The subtle point of Warren Buffet's statement, 'it is better to find a great company at a fair value, than a fair company at a great value' is often missed by investors who attempt to find undervalued companies regardless of their financial health. He belongs to the Buy and Hold camp, but has learned over the years to be flexible by taking profits off the table occasionally.
TLassen maintains 2 portfolios whose principal objectives are to generate reliable and consistent income while protecting investment capital through diversification. This income may come from stock or mutual fund dividends, interest from bonds and money market investments. Other forms of positive cash flow may be capital gains from sales of equities or from exchange of foreign currencies.
In other words diversify, diversify, and diversify some more, between and within the asset classes
TLassen's investment strategy is based on diversifying investment capital into three distinct asset classes:
Non-fixed Investment Securities: Dividend paying stocks, mainly aristocrats and achievers.
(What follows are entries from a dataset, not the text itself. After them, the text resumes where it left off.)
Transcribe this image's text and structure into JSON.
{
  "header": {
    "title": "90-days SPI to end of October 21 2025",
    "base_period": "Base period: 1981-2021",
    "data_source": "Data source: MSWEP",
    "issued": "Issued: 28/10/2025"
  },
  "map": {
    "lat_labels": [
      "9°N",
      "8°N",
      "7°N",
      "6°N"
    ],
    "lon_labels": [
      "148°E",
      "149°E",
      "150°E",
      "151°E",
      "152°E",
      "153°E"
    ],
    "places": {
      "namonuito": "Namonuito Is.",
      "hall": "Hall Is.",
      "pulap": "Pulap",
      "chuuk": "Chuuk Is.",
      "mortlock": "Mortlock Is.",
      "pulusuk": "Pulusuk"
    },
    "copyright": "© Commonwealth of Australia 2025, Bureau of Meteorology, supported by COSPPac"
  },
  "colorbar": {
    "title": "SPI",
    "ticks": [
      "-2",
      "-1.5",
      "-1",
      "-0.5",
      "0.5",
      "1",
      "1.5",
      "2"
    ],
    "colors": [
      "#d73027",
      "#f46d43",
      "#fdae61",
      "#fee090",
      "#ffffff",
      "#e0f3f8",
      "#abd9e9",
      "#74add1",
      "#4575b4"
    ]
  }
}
Income yielding ETF's, Index Funds, Closed End Funds, Bond Funds, REIT's, Income Trust Funds, Preferred Shares.
Fixed Income Securities: Real Bonds (not bond funds) Bank Certificates and Treasury Notes
Capital Gains securities: Non-dividend paying stocks or ETF's or index funds, Gold, Commodities, Foreign Currencies.
Investment goal is to increase Investment Capital by 5% annually. Returns are never measured against, or bench-marked to the S&P Index.
Investment returns are measured against the initial investment capital, not market value of securities.